Accor calls for clarity on reopening of Queensland’s border

Brisbane city skyline and Brisbane river at twilight in Australia

More than 70 per cent of the 30,000 hotel rooms and apartments across Queensland could sit unoccupied through the coming months if border uncertainty persists, warned Australia’s leading hotel group.

Accor Pacific said that without a hard border reopening date, Queensland will miss out on the crucial summer dollar, which could lead to a wave of business closures and job losses for the first six months of 2021.

Border uncertainty could cripple Queensland’s economic rebound, warns Accor; Brisbane city skyline and Brisbane River in Queensland, Australia pictured

According to estimates by the Chamber of Commerce & Industry Queensland and the Queensland government, border closures are costing Queensland A$17 million (US$12.1 mil) a day.

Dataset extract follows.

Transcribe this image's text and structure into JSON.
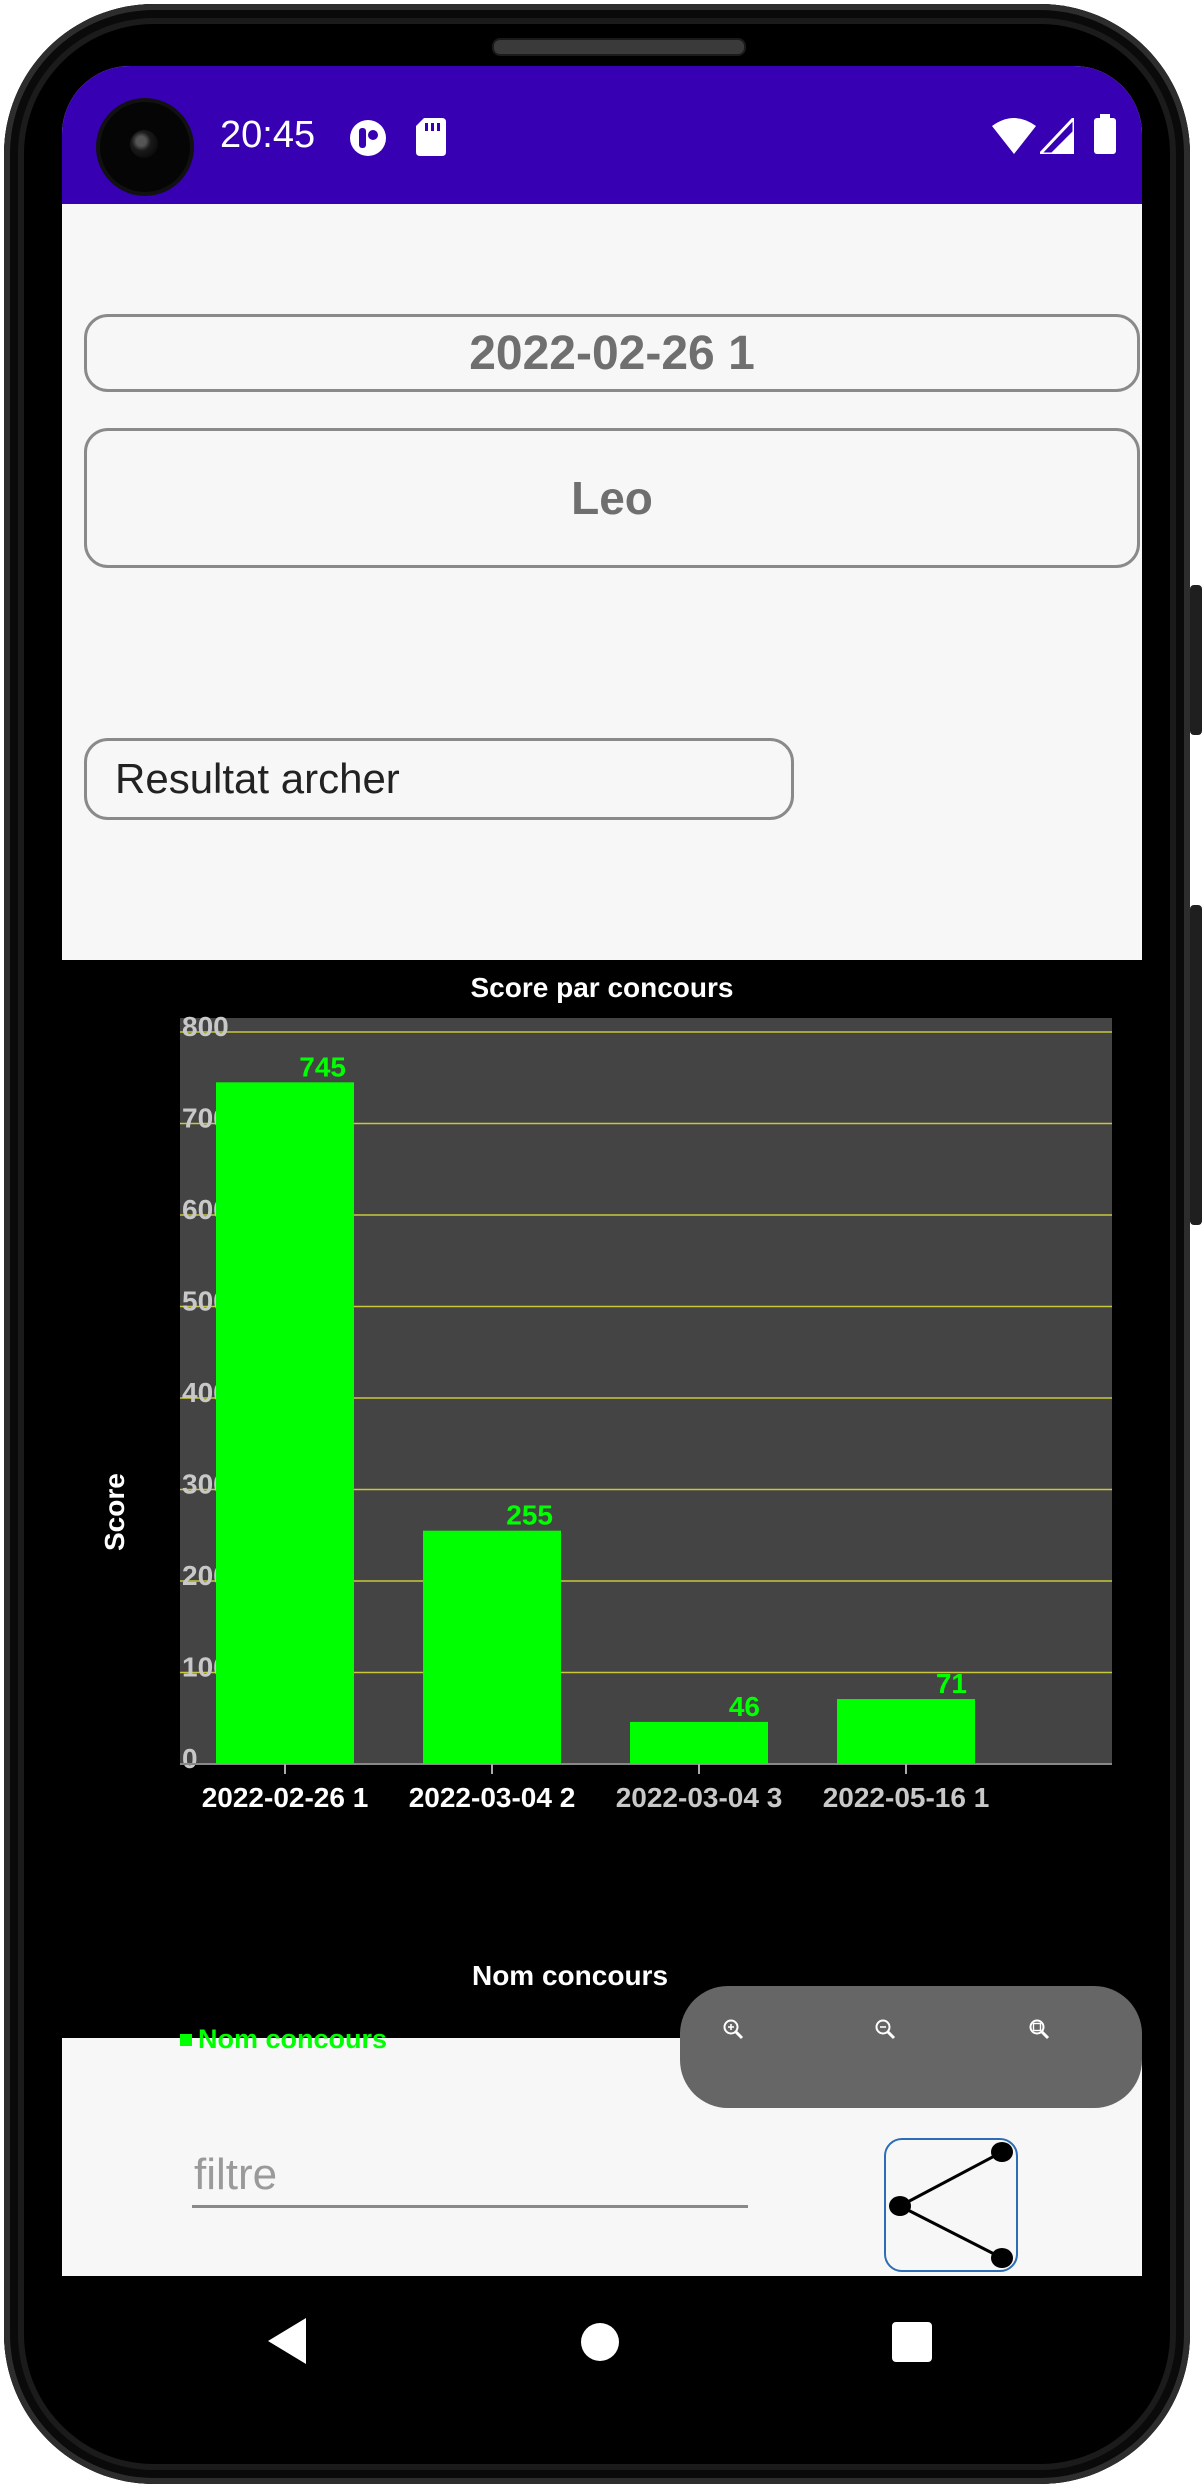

Simon McGrath, COO for Accor Pacific, said: “The current border restrictions mean that Queensland will miss out on the summer dollar, a crucial period for local businesses, the economy and jobs. Now is when people are booking visits for the next three to six months and if they don’t have certainty that Queensland will be open, then Queensland will miss the surge in travel and fall behind other states. Queensland could go from leadership to last in the race for tourism.”

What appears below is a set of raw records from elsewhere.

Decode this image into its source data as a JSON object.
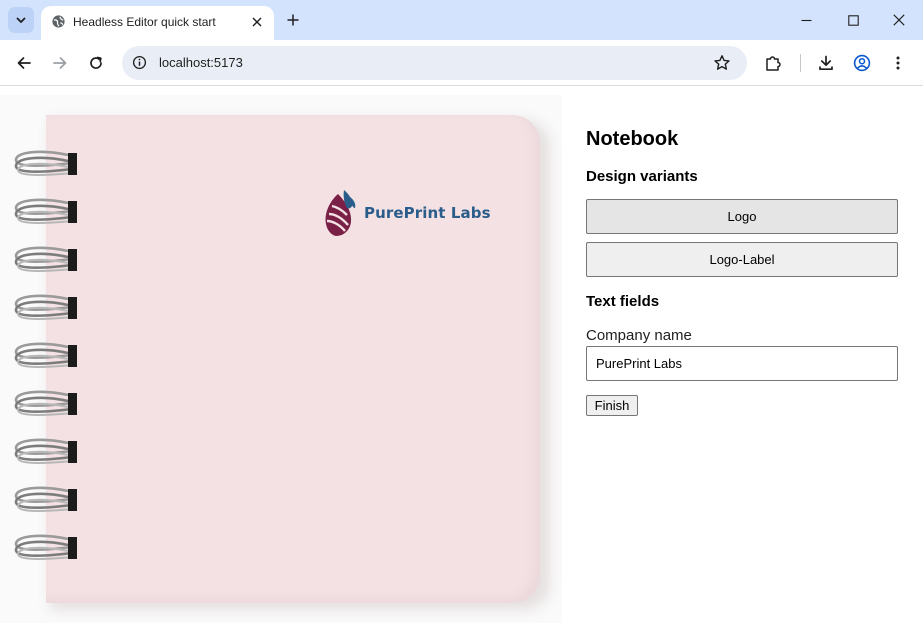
{
  "browser": {
    "tab_title": "Headless Editor quick start",
    "url": "localhost:5173"
  },
  "preview": {
    "logo_text": "PurePrint Labs",
    "notebook_color": "#f3e1e3",
    "logo_text_color": "#2b5d8b",
    "logo_mark_color": "#7a1f45"
  },
  "panel": {
    "title": "Notebook",
    "design_variants_heading": "Design variants",
    "variants": [
      {
        "label": "Logo",
        "selected": true
      },
      {
        "label": "Logo-Label",
        "selected": false
      }
    ],
    "text_fields_heading": "Text fields",
    "company_name_label": "Company name",
    "company_name_value": "PurePrint Labs",
    "finish_label": "Finish"
  }
}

He highlighted that tourism annually contributes A$25 billion to the Queensland economy and employs 217,000 Queenslanders directly or indirectly.

“If Queensland misses this crucial booking window and JobKeeper (wage subsidy scheme) falls away, then some hotels will close for the first six months of 2021. This will significantly impair the state’s ability to bounce back; certainty is required now,” he added.

McGrath noted that the impacts to hotel businesses will have a knock-on effect for local business owners too. “The livelihoods of small business owners, from café owners, to restaurants to taxi drivers are at stake. We are urging the state government to use common sense, provide clarity and safely open up borders, which will set Queensland up for a stronger 2021 and save jobs. We all want to see local businesses thriving and workers return to work,” he said.

“A hard border reopening date will give the rest of Australia the certainty they need to make plans for the future, and people need to be assured that when borders do eventually open, they will stay open. As soon as we are certain of a border reopen date, Queensland should prepare for a big summer boom.”